Eclipse RCP

Hi,

My name is Leandro Loriato. I’m working on an Ecplise RCP based project that needs to implement a diagram editor and I am planning to use JGo. I know there’s a version of JGo for SWT but I still have some questions that I hope you guys can answer:

  • Your JGo SWT Version works very well on a SWT standalone application. But how can I integrate this with the view and editor concepts of Eclipse RCP? Can I easily port an JGo made application to a plugin for RCP platform? How tightly coupled with the “low-level” components of SWT, like Shell or Display, is your library (in RCP I may some times only interact with the higher-level abstractions provided from Eclipse)?
  • There are some fancy tabs that come with this product. Will they vanish when I transform this application in an Eclipse’s Editor?
  • Can I customize the way the models are persisted?
  • How easy is the creation of a customize dialog for the palette?
  • What dependencies will this component add to my project? Just your library and SWT?

Thanks in advance,

                             Leandro Loriato

JGo provides an org.eclipse.swt.widgets.Control, namely JGoView, and various other classes inheriting from Object to provide a JGoDocument and JGoObjects. JGoView does not implement any tabs – it’s just a simple Control.
Like any Control, it needs to be created in the context of a Shell or Display, but it doesn’t really interact with any other Controls, except for scrollbars and when managing in-place text editors or other hosted Controls via JGoControl.
JGo doesn’t require persisting documents in any particular format or media. You can and should implement whatever you want.
I don’t know what you mean by a “customize dialog for the palette”.
RCP already includes SWT, so the only additional dependency is JGo itself.

I think I was not so clear in some parts. By “customize dialog for the palette” I mean some dialog that could be used by the user to add components to the palette of the diagram editor. In the worst case I know I can this by using pure SWT but I would rather use some higher-level solution if JGo provided it. I thought, because this product is intended for creating a diagram editor, that you could have incorporated some facilities like this.

So, you are telling me that all the things that you use in JGo are implemented in terms of SWT without using any other (higher) abstraction. So in any place I could add SWT widgets, I could add your JGo components, am I right?

Thanks for your help,

Whether or not the user can add things to a palette is very application specific, so there isn’t anything that we have ever offered along those lines.
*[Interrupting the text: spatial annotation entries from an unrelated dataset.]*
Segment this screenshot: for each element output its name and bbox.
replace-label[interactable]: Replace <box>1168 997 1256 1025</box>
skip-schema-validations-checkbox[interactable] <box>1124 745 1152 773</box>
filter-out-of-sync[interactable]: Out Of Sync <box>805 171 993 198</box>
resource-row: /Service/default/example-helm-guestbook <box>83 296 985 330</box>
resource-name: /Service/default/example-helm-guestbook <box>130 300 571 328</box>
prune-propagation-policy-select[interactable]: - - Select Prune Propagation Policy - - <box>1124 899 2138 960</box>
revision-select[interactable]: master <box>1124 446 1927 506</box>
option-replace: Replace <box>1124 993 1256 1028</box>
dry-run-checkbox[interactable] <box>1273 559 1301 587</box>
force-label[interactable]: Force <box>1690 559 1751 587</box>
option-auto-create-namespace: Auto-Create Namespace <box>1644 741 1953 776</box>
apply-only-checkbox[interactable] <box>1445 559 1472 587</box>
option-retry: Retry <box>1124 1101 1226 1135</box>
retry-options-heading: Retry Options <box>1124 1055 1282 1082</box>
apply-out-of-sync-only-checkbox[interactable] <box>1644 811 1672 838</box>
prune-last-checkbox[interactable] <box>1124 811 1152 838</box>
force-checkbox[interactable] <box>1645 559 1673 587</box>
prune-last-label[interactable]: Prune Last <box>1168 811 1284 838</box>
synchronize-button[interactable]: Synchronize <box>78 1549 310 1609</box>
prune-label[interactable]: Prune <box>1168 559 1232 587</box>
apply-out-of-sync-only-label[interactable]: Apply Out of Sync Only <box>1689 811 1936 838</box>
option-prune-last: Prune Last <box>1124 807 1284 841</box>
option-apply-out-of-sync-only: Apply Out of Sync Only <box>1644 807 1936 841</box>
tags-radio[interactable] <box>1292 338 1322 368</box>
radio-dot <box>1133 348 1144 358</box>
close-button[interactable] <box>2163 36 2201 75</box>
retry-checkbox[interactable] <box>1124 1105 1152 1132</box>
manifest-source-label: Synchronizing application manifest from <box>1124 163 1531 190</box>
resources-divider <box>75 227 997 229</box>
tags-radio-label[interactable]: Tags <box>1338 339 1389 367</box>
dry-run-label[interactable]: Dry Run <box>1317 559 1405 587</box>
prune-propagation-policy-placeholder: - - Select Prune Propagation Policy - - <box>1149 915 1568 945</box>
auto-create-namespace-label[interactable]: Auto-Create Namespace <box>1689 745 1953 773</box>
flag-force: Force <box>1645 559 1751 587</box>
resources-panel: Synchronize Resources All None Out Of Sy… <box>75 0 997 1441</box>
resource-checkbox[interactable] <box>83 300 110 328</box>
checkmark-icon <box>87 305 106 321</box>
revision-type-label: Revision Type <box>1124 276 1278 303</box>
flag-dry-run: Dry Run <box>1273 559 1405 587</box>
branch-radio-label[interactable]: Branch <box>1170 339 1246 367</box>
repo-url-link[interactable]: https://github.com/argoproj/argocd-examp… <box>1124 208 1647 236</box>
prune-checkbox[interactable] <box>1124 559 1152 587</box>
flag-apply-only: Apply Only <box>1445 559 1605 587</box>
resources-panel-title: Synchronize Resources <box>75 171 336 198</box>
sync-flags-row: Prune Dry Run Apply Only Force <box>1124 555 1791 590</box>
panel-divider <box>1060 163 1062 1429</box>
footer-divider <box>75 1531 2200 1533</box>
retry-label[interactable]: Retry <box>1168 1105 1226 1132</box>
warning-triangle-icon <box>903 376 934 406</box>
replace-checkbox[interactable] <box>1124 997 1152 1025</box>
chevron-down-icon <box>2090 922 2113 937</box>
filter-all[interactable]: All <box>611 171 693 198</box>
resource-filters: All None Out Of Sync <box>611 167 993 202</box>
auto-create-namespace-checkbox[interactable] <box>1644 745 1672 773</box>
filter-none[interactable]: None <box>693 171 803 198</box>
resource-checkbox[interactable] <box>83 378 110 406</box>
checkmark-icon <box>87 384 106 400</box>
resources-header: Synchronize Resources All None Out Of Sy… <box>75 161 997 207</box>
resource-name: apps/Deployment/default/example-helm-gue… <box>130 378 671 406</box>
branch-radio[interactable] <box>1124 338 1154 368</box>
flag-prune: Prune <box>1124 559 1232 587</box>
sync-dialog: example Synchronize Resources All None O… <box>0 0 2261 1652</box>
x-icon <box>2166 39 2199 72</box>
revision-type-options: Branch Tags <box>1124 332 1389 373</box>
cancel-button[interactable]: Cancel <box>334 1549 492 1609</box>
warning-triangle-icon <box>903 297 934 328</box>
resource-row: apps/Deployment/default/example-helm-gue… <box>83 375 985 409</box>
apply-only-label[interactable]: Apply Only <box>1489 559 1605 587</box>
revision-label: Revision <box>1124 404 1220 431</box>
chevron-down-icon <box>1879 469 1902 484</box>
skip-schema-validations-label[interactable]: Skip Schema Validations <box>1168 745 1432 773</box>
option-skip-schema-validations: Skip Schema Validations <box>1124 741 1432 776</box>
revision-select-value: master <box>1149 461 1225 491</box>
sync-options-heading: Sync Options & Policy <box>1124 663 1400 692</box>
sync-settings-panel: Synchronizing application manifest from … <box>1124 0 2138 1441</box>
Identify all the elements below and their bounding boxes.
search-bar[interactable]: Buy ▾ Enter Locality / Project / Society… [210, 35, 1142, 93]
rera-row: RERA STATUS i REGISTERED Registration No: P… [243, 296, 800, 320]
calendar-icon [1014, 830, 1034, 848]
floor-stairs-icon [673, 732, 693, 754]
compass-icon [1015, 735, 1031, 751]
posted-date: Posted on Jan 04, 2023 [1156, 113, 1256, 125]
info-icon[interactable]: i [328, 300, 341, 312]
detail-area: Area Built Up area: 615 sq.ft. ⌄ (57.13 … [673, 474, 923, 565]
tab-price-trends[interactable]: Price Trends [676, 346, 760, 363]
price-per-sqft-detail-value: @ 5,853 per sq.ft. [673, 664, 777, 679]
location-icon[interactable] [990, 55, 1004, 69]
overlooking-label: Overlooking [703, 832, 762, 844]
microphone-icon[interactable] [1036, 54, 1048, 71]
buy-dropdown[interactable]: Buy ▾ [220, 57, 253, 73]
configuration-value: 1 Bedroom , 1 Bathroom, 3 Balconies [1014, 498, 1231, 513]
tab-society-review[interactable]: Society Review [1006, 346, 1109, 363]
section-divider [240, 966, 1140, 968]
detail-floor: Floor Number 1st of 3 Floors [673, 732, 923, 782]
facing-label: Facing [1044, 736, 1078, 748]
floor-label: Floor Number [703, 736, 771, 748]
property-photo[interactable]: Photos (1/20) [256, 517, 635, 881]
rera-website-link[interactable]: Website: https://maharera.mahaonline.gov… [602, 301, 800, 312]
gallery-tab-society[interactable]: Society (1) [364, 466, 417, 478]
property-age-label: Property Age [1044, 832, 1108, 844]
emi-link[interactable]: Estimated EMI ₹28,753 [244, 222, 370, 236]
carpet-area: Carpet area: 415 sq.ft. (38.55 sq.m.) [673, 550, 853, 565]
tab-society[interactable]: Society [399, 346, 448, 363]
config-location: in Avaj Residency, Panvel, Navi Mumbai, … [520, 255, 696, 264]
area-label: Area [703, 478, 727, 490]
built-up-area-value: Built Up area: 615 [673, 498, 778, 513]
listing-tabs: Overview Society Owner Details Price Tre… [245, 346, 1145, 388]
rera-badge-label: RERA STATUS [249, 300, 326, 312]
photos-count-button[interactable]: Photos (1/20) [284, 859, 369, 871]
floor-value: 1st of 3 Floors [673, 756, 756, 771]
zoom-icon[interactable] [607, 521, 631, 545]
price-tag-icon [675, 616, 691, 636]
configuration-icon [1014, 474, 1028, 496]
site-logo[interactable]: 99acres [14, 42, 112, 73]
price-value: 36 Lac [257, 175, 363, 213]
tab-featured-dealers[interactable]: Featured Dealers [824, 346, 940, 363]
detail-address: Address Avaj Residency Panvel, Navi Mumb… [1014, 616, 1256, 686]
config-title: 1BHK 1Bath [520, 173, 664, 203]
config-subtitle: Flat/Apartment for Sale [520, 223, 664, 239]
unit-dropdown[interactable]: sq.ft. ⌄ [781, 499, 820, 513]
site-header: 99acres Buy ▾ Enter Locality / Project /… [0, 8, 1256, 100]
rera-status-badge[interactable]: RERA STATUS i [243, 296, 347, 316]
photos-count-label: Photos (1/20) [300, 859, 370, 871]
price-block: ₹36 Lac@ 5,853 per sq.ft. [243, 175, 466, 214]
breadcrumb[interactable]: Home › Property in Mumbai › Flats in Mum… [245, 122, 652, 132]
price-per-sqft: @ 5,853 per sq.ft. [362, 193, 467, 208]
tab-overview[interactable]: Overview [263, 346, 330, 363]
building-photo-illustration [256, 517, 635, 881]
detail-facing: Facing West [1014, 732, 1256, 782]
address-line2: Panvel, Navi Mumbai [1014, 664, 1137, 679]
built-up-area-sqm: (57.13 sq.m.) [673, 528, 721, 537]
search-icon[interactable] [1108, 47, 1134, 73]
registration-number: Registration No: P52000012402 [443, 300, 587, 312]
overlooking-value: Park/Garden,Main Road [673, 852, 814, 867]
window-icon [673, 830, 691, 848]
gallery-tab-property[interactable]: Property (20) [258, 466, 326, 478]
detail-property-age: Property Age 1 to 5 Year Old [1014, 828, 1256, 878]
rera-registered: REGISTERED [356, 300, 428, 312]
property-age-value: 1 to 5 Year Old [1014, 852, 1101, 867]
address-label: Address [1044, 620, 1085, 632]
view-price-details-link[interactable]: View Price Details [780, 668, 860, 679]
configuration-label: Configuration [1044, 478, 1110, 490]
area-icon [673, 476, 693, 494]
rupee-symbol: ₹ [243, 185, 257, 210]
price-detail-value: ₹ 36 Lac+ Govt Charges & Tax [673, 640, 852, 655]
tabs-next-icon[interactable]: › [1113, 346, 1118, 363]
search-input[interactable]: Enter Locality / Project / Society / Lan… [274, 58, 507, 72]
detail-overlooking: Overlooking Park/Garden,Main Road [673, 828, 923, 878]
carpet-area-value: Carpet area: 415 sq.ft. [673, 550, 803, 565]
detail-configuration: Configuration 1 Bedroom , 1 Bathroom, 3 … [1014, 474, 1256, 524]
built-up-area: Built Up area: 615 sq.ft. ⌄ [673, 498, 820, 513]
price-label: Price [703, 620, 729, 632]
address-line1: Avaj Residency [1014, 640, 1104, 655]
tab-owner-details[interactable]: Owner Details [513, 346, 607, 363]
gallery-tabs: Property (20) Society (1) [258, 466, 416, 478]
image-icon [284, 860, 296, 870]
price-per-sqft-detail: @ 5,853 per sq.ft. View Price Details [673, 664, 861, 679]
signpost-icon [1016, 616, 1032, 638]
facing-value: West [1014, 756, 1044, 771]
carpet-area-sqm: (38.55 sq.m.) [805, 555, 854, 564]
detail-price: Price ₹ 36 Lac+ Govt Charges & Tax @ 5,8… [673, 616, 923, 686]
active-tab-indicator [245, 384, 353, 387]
If there is such a capability in an application, usually developers can easily define dialogs to define such objects. Occasionally developers will offer a separate editor using JGo to allow users to customize such items visually, but that’s uncommon. I guess it depends on what kinds of items you would expect to have in a palette.
Regarding your second point – that’s right. Anywhere you can use an SWT widget, you can use a JGoView.